The current Thames Hospice had outgrown is present capacity to the extent that some staff use a small broom cupboard as an office.

Thames Hospice

The new £22 million Thames Hospice currently under construction on an eight-acre site in Bray is close to completion.

Something had to be done to meet the increasing needs of the community with more than 5,000 deaths a year in the community, a figure set to rise by 20% over the next decade.

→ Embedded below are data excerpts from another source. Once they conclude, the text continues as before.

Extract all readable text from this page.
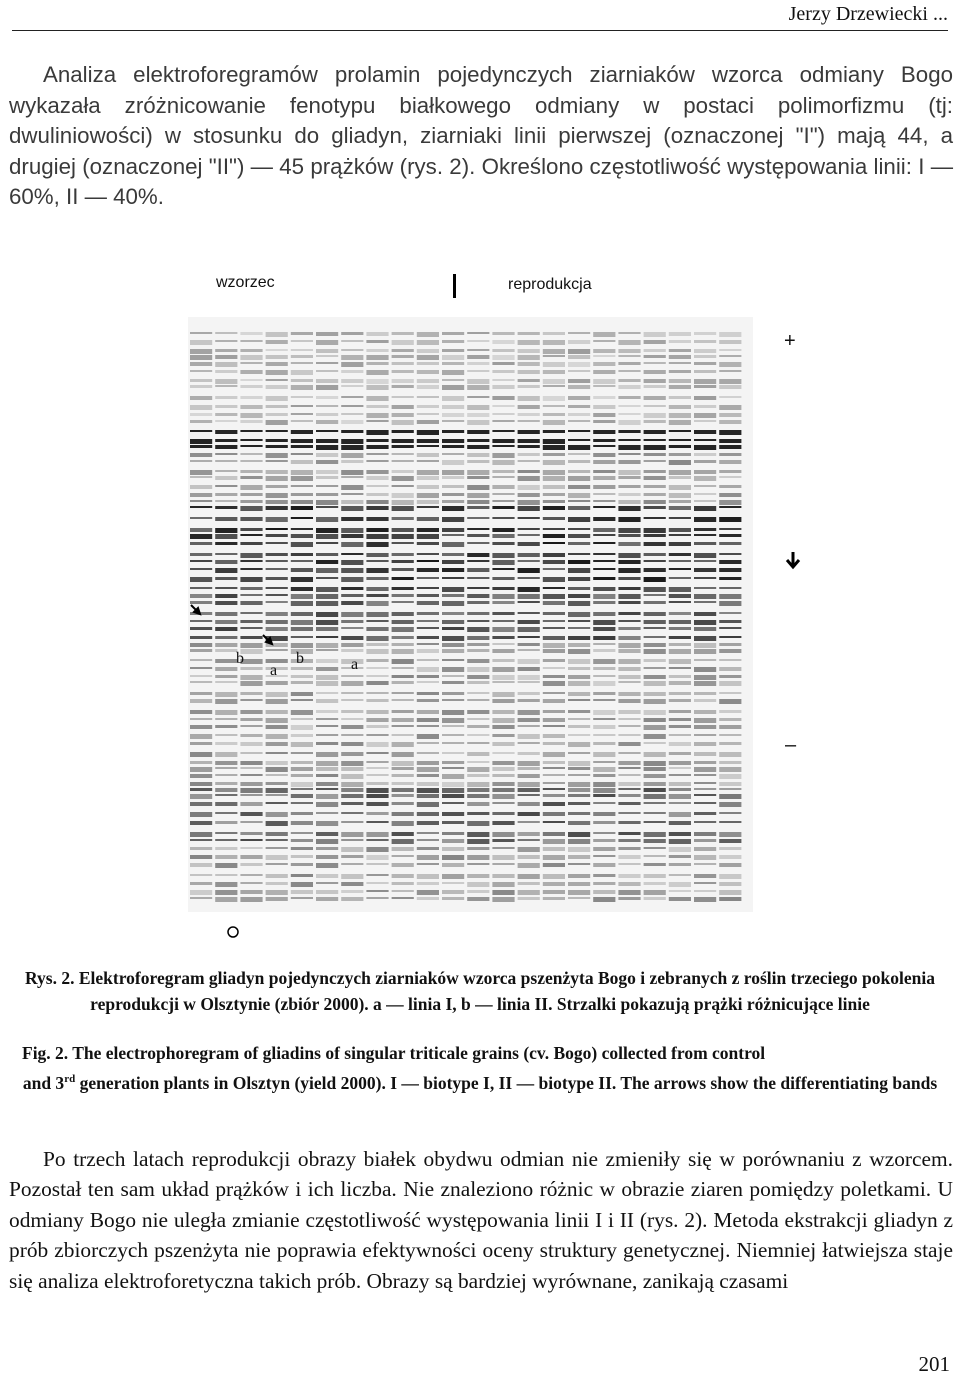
Jerzy Drzewiecki ...

Analiza elektroforegramów prolamin pojedynczych ziarniaków wzorca odmiany Bogo wykazała zróżnicowanie fenotypu białkowego odmiany w postaci polimorfizmu (tj: dwuliniowości) w stosunku do gliadyn, ziarniaki linii pierwszej (oznaczonej "I") mają 44, a drugiej (oznaczonej "II") — 45 prążków (rys. 2). Określono częstotliwość występowania linii: I — 60%, II — 40%.

wzorzec	reprodukcja
+
–
b
a
b	a

Rys. 2. Elektroforegram gliadyn pojedynczych ziarniaków wzorca pszenżyta Bogo i zebranych z roślin trzeciego pokolenia reprodukcji w Olsztynie (zbiór 2000). a — linia I, b — linia II. Strzalki pokazują prążki różnicujące linie

Fig. 2. The electrophoregram of gliadins of singular triticale grains (cv. Bogo) collected from control
and 3rd generation plants in Olsztyn (yield 2000). I — biotype I, II — biotype II. The arrows show the differentiating bands

Po trzech latach reprodukcji obrazy białek obydwu odmian nie zmieniły się w porównaniu z wzorcem. Pozostał ten sam układ prążków i ich liczba. Nie znaleziono różnic w obrazie ziaren pomiędzy poletkami. U odmiany Bogo nie uległa zmianie częstotliwość występowania linii I i II (rys. 2). Metoda ekstrakcji gliadyn z prób zbiorczych pszenżyta nie poprawia efektywności oceny struktury genetycznej. Niemniej łatwiejsza staje się analiza elektroforetyczna takich prób. Obrazy są bardziej wyrównane, zanikają czasami

201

This led to the realisation that a multi-million-pound facility was required.

The new £22 million Thames Hospice currently under construction on an eight-acre site in Bray is close to completion.

When compared with the existing site in Windsor, the new premises will have 50% additional in-patient capacity, with 28 bedrooms, each with its own terrace garden.

There will also be a significant increase in on-site and community-based care facilities, as well as training for staff.

The ground-breaking, state-of-the-art services which Thames Hospice will be able to provide, will become a model for future hospice growth.

Rotary support for the new hospice is being run by Derek Smith and Alan Clare from Ascot Rotary.

“We now have 14 clubs from District 1090 supporting the project which is divided into two phases,” added Derek.

“The first phase is near completion and Rotary is providing all of the garden furniture for use by the patients and family at the new site, including for the terrace gardens provided outside each in-patient room.

Illustration of a patient bedroom.

“Phase 1 will be completed by clubs raising and pledging funds individually towards the £25,000 total cost.”

“The objective of phase 2 is to take responsibility later this year for creating a secluded Rotary” family courtyard garden.”

Derek added that while many Rotarians involved with the Thames Hospice initiative had experience of running an outbound Rotary Global Grant Project, running an inbound Global Grant project was a totally new experience.

“However, with many of our clubs having had previous involvement with the hospice, or members who have had family or friends who have been patients at Thames Hospice, it has not been difficult to obtain support,” he explained.

“It would, of course, be possible for individuals and clubs to go it alone to support the new facility, but we are intent on maximising our provision and showing what it is possible to achieve by pooling resources and working together to maximise the power of Rotary.”

The Thames Valley Rotarians are looking for wider support from Districts across Great Britain & Ireland.